How to Evaluate Subscription Business Software - Part I

By: Blink Session

Today, companies that thrive utilize top-notch software to improve efficiency and deliver better services. The problem: no one is born with the ability to evaluate the subscription business software they need. In this three-part series, we aim to help you with what we have learned at Blink working with thousands of business owners, health providers, educators, and IT professionals.

In this series we are going to cover quality, cost of operation, and ease of use. Today: quality.

Like a Car, not an Apple

Why is it hard to find the perfect car? Besides being super expensive, every car brand and model is vastly different. But, the difference are not like if you were shopping for apples.

Evaluating an apple is simple: does it look good, does it taste good, how much does it cost? Done. Okay, there is the whole organic thing, but you get the point.

Motor vehicles on the other hand have thousands of parts and systems you never see, but nevertheless must work. And you better not buy a car just because of the leather seats, unless you have money to throw around. You must test drive on city streets, the highway, and if it's used, have a mechanic take a look along with the vehicle history report.

Quality ≠ Features

No matter how comfortable the seats are, if they do not last you won't be happy. Consumer reports ranks Toyota as the most reliable car brand with a score of 79 and Cadillac the lowest at 19. Ref. Of course, there is variability of quality by car model. The point is: Most of us know that more car features do not equate to more reliability.

A software quality score cannot be estimated by summing up it's list of features. Remember the Mac vs PC commercials? Check out this one that highlights how much less virus-prone Mac computers were. There are countless more software packages available for Windows, but, the point of the commercial was, they are all useless if your system gets a virus.

Among video conferencing software, a good example is iPad sharing. Some video conference platforms like Zoom and Webx have an iPad-sharing feature. Often, we associate software with a fringe feature like this with quality, when in reality, there are many external things that must go right for that feature to even work. In other words, fringe features are sometimes added to attract software buyers, but they have no effect on the overall quality of the product.

Reliable Cars Can Ride Terribly on Horrible Roads

Many car salesman will direct your test drive down smooth roads with beautiful views. Once you have signed the paper work and drive back to your pot-hole-filled streets, the ride can suddenly feel different. A bad ride does not mean the car is terrible.

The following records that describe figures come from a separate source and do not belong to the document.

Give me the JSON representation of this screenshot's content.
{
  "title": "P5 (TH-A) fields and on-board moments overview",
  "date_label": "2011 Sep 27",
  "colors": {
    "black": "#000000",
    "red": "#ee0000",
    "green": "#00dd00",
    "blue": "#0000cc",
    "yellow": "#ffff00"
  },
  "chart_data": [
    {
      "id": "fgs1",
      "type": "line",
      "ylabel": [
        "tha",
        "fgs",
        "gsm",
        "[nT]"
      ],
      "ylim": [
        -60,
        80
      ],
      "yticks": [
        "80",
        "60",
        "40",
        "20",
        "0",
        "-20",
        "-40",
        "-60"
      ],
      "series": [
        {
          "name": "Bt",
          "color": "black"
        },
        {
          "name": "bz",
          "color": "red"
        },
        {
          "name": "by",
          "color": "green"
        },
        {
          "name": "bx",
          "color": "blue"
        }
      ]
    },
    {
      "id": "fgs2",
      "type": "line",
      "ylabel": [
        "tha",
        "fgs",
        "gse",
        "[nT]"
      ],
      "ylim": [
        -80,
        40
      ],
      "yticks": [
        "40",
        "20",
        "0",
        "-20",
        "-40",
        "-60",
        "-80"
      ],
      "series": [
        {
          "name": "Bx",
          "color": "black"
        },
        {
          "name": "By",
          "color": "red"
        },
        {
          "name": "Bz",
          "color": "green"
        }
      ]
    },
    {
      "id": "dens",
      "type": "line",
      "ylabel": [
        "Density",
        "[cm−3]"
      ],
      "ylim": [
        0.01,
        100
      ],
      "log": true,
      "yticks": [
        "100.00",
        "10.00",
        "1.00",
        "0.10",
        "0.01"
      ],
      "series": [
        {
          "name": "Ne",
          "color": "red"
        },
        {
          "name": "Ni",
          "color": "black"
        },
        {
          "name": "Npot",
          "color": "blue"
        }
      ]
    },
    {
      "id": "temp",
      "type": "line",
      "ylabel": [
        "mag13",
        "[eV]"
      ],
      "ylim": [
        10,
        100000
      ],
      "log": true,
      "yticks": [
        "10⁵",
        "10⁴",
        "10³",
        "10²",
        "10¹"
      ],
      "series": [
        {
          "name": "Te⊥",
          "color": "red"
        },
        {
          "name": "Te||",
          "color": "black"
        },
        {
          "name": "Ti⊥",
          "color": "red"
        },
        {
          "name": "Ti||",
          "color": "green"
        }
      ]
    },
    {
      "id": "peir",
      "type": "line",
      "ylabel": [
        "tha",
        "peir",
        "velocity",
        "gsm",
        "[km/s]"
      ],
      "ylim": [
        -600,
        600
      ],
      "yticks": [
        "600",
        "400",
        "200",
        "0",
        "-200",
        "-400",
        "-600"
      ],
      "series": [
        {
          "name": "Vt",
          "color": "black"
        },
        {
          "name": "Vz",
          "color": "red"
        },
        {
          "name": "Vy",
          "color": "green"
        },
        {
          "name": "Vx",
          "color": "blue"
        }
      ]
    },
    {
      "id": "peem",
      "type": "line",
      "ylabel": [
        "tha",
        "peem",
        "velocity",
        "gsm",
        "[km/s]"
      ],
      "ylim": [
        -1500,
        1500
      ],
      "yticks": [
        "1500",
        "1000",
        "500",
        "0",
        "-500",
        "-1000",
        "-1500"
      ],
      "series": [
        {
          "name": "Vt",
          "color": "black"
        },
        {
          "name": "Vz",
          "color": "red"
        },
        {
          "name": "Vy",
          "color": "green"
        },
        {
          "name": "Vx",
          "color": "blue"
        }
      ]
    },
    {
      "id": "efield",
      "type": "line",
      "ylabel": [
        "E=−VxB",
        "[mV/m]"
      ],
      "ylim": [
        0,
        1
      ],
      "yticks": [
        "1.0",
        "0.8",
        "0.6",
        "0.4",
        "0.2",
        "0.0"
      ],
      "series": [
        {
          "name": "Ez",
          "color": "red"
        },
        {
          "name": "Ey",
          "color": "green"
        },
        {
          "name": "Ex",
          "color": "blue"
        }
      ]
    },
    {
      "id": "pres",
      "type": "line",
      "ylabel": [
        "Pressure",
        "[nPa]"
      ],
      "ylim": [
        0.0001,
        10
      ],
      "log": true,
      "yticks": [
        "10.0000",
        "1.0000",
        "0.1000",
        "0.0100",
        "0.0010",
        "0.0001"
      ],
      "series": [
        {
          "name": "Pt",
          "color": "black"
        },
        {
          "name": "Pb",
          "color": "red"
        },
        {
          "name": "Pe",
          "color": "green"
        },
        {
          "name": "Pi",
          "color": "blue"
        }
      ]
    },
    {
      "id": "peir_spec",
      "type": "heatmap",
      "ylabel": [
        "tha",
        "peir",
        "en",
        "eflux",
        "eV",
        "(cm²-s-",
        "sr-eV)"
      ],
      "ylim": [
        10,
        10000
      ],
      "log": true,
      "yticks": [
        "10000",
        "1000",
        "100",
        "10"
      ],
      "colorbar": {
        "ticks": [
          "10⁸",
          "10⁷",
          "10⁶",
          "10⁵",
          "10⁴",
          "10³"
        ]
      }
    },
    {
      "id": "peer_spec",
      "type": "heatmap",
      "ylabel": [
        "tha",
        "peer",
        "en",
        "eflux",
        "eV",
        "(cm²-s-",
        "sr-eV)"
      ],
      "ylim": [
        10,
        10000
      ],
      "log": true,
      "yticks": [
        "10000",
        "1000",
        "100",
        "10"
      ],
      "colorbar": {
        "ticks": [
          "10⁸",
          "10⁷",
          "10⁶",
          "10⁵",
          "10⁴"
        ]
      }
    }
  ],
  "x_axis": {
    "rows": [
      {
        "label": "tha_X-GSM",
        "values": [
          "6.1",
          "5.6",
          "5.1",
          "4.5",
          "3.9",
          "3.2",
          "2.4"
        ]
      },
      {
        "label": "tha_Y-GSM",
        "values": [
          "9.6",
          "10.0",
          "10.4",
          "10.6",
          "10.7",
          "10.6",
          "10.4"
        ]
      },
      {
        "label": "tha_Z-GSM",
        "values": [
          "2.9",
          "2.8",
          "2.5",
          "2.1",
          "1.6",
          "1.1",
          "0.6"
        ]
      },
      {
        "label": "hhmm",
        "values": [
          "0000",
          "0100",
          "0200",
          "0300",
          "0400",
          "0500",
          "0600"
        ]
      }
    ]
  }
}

At Blink we sell video conferencing software designed for telehealth. Our product relies on good Internet and a decent computer (or tablet, phone). As with any video app, it can not speed up someone's bad Internet or cure their slow computer. An amazing accounting software package might be super reliable, but if your employees refused to learn how to use it, you'll never know.

Evaluate the performance of software based on the conditions it was designed for. If you do not or will not have access to those conditions (e.g. your client's will have very slow Internet), adjust your expectations. Now, if you need software which will perform regularly under sub-optimal conditions, you might need to look for different software or adjust your plans. In the end, if your expectations fit what the software promises, you will have an easier time making an educated decision.

The Bandwidth Example

Those "minimum system requirements" are important, but often useless. They are important if they mean you absolutely cannot run the software unless you have a specific operating system or hardware. If they related to things like system memory or Internet bandwidth, they are often useless.

At Blink, the number one tech questions we receive is: "What is the minimum bandwidth require to run the software?" This is a logical questions. You want software that will work on slower connections right? The problem: Internet connections have changed so much in the last ~10 years, the question is irrelevant.

Almost every video call system will state their "minimum bandwidth" somewhere around 1-3mb, for down and upload speeds. The issue: almost every Internet connection in the developed world meets that "minimum", even mobile connections. But, they certainly all won't work well. Other factors such as latency times, Wifi interference, and how many people on the network are watching YouTube videos affect the quality more than bandwidth alone.

If "minimum requirements" are useless, how can you evaluate? There is no easy answer. Sometimes it simply takes more research. Other times it comes down to formulating realistic expectations. Keep in mind that "minimum system requirements" are only that: minimums.